Wilf is an Ivy League-educated scholar, self-identifying atheist, and feminist, who is a passionate supporter of LGBT rights and believes in the legalising of marijuana. She is also a Zionist, a strong advocate of the two-state solution and a sharp critic of Prime Minister Benjamin Netanyahu.
Wilf served as intelligence office in the Israel Defence Forces, is a former adviser to President Shimon Peres and is a member of the Knesset Foreign Affairs and Defence Committee.
Since finishing her term in politics, Wilf has used her unusual set of talents and perspectives to act as a sort of “roaming ambassador”, giving Israel’s perspective to eager audiences around the world.
She is especially popular among “progressive” Jewish groups because of her political positioning. Utilising her razor-sharp insights, she has delved deeply into the key issues facing Israel and the Jewish people, writing about everything from electoral reform to the Israeli education system.
Her South Africa tour also included interviews on local media as well as talks before a variety of audiences, both Jewish, and the wider community, and her balanced but critical style was well received.
After a series of talks in Johannesburg last week to various audiences, she headed to Cape Town as keynote speaker at the opening night of WIZO South Africa’s 35th Triennial Conference, where she explored how Zionism and feminism have both become taboo concepts.
Throughout her engagements, she focused attention on the global campaign to de-legitimise the State of Israel. She noted that South Africa had become a sort of “ground zero” for the global boycott campaign because the country successfully transitioned from apartheid to democracy. The country serves as a key hub where ideas about the conflict are being formed and spread.
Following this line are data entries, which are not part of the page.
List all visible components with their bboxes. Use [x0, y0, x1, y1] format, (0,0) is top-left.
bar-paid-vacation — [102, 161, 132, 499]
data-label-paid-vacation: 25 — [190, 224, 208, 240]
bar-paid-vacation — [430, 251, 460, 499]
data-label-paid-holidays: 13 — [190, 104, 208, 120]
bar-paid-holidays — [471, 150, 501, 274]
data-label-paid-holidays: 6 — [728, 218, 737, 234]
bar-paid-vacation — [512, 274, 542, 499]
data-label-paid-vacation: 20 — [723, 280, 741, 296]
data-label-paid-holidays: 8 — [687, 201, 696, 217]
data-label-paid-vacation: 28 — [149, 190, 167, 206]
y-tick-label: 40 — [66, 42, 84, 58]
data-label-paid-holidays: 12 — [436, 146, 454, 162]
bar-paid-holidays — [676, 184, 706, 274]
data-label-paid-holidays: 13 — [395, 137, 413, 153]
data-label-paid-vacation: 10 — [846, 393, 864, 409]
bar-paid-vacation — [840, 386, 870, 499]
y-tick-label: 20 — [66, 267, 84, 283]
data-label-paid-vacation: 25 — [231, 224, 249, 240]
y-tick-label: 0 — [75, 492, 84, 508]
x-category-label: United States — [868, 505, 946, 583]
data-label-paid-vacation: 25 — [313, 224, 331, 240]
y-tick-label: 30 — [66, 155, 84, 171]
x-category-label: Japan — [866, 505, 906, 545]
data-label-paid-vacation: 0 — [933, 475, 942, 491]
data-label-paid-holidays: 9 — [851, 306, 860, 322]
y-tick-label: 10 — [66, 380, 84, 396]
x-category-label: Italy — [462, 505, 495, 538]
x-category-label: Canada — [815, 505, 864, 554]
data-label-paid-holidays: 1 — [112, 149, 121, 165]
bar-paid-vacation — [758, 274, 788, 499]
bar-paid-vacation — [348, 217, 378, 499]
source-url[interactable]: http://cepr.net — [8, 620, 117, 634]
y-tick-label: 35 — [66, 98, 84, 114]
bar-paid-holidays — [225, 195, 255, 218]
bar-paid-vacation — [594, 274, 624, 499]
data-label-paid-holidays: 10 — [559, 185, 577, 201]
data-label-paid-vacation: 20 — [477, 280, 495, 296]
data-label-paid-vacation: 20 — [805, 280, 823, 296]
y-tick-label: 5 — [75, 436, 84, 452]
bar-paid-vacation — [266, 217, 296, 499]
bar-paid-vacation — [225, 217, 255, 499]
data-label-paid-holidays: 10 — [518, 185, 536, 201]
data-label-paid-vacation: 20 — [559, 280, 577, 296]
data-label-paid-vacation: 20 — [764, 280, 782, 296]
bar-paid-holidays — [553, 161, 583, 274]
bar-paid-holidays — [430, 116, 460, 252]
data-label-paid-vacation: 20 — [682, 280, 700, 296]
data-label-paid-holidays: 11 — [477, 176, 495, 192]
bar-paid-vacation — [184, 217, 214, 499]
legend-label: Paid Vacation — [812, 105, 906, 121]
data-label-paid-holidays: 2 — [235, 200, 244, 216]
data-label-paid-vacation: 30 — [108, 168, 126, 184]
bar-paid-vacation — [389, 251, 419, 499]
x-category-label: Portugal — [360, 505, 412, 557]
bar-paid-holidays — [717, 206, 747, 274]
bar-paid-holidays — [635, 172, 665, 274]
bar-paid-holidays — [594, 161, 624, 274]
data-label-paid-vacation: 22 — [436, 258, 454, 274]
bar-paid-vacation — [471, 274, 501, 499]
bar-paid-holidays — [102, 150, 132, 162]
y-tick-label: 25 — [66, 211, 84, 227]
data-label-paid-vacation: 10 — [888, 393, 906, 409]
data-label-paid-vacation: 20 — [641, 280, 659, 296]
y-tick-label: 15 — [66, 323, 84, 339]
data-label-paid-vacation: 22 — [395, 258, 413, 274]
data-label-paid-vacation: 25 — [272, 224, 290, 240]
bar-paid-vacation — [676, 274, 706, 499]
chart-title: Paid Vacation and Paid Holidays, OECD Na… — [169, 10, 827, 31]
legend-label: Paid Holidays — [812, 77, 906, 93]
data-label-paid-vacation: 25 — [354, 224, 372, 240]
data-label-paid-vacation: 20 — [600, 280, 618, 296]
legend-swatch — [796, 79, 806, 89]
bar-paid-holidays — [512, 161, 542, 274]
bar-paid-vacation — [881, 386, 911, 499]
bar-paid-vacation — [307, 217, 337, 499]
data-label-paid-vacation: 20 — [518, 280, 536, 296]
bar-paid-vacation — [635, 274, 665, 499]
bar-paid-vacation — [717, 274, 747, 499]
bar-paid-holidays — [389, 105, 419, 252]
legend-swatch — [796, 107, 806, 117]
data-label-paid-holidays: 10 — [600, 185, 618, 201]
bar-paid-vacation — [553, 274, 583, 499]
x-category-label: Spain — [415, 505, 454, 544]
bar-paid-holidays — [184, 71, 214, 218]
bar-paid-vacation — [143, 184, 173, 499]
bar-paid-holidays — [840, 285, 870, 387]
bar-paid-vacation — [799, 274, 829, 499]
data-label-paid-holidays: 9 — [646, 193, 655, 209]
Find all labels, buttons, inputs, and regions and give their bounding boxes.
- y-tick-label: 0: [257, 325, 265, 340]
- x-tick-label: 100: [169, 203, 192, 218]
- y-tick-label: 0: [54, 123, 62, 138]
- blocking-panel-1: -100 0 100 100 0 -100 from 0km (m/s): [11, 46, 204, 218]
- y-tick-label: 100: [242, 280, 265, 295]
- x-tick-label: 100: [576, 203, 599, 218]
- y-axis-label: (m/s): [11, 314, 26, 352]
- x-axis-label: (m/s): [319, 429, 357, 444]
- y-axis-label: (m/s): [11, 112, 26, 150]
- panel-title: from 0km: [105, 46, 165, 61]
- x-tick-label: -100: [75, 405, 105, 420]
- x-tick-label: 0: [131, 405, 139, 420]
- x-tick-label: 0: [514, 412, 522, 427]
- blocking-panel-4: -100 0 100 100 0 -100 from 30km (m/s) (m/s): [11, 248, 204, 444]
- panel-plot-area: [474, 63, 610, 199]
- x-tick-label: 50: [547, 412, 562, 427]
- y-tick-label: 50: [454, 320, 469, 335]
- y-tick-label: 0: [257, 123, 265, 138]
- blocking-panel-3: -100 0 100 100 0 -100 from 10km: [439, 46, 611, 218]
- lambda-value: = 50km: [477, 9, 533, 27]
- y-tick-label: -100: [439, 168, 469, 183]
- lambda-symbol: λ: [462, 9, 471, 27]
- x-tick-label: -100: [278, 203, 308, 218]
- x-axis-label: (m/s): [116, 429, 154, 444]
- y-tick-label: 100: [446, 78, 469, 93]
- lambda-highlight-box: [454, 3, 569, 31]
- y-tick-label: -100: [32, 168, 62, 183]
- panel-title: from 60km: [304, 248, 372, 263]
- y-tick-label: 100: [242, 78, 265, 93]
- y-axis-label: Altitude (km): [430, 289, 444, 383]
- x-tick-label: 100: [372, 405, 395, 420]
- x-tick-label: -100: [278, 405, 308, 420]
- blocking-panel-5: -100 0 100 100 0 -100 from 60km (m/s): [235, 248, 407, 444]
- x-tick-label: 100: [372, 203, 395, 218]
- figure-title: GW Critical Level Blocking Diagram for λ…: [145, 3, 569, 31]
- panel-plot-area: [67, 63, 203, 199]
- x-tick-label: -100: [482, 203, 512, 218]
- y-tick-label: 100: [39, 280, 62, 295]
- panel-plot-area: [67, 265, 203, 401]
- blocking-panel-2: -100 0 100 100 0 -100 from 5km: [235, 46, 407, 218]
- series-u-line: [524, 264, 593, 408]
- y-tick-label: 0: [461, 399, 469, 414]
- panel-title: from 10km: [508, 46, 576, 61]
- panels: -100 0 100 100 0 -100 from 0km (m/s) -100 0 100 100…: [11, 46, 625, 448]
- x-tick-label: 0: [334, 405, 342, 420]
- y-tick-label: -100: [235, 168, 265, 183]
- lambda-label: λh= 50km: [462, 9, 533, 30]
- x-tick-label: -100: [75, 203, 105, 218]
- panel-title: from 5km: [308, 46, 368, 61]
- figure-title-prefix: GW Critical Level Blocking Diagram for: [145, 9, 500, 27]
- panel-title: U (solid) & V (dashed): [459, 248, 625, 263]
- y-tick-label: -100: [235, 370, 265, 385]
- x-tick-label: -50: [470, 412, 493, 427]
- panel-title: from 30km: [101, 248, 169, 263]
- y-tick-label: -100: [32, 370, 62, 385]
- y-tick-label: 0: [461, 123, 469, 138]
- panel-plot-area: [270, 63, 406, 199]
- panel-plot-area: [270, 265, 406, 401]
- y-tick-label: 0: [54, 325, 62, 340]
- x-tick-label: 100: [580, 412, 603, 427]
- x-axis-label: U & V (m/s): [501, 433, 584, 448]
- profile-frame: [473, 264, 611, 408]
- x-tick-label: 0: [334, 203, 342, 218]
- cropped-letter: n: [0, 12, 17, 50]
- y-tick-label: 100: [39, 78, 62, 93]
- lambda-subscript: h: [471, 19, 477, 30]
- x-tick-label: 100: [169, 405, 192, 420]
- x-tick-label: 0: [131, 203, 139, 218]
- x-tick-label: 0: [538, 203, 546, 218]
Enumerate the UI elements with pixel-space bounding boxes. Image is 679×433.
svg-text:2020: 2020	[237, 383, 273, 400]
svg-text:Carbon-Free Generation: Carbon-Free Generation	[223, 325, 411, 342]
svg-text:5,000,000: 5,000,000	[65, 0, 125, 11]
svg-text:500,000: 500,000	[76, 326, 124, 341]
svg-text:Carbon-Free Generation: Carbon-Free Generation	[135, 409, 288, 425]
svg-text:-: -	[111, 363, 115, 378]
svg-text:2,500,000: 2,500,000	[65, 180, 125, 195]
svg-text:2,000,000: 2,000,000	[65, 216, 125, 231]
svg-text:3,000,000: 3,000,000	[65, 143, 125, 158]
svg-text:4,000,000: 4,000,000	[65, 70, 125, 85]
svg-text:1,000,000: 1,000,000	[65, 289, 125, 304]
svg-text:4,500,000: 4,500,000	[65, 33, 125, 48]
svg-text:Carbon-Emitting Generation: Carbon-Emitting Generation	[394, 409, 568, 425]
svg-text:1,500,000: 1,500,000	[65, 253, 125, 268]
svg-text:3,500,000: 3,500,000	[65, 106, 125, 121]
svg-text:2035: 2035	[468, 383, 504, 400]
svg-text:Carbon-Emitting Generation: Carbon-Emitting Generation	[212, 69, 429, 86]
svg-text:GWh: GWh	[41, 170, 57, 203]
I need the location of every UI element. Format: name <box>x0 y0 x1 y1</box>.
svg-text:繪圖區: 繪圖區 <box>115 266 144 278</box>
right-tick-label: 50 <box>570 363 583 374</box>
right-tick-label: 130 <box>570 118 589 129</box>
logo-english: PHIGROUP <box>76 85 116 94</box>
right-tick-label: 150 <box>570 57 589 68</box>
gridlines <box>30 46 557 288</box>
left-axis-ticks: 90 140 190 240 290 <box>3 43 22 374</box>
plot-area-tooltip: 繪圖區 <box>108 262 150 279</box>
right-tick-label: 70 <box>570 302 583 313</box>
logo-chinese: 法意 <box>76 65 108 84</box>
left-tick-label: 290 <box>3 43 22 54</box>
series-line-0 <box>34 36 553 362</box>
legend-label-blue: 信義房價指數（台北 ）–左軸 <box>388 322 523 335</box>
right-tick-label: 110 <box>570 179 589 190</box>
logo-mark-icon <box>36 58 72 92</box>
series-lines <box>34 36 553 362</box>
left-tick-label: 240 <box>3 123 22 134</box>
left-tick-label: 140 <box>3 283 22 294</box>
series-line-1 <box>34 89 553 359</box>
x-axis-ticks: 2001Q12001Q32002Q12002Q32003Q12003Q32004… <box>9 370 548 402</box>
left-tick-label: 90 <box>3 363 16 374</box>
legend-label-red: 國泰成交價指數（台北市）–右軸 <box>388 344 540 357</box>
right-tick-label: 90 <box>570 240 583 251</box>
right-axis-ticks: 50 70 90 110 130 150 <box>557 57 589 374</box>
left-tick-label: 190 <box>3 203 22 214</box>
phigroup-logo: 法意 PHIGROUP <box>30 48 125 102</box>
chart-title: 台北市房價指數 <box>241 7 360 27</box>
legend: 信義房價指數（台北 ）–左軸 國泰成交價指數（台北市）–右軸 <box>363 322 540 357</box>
By targeting problematic ideas such as “labelling” of goods while they are small and still growing in South Africa, she argued that they could be significantly blunted before they become a bigger more expensive problem when they inevitably arrive in Europe and America.
She says she is one of the few from the Israeli policy establishment who seems to grasp the importance of the “apartheid analogy” and the damage that it can do to Israel’s interest and world Jewry as a whole.
At one presentation on Syria and Iraq, a member of a major national think-tank called her talk “dazzling”.
She was also asked what Israel could learn from the South African experience. Leaning on her knowledge of Ireland, she said that in other conflicts the two sides had always reached “symmetry” – the state where no one power can impose its will on the other – a situation which then leads to negotiation.
The Israeli-Palestinian case she argued, is different; the Palestinians still believe that Israel can be defeated and will keep fighting as long as they believe this. Therefore, she argued, only a very powerful Israel can convince them to drop that narrative and move toward peace.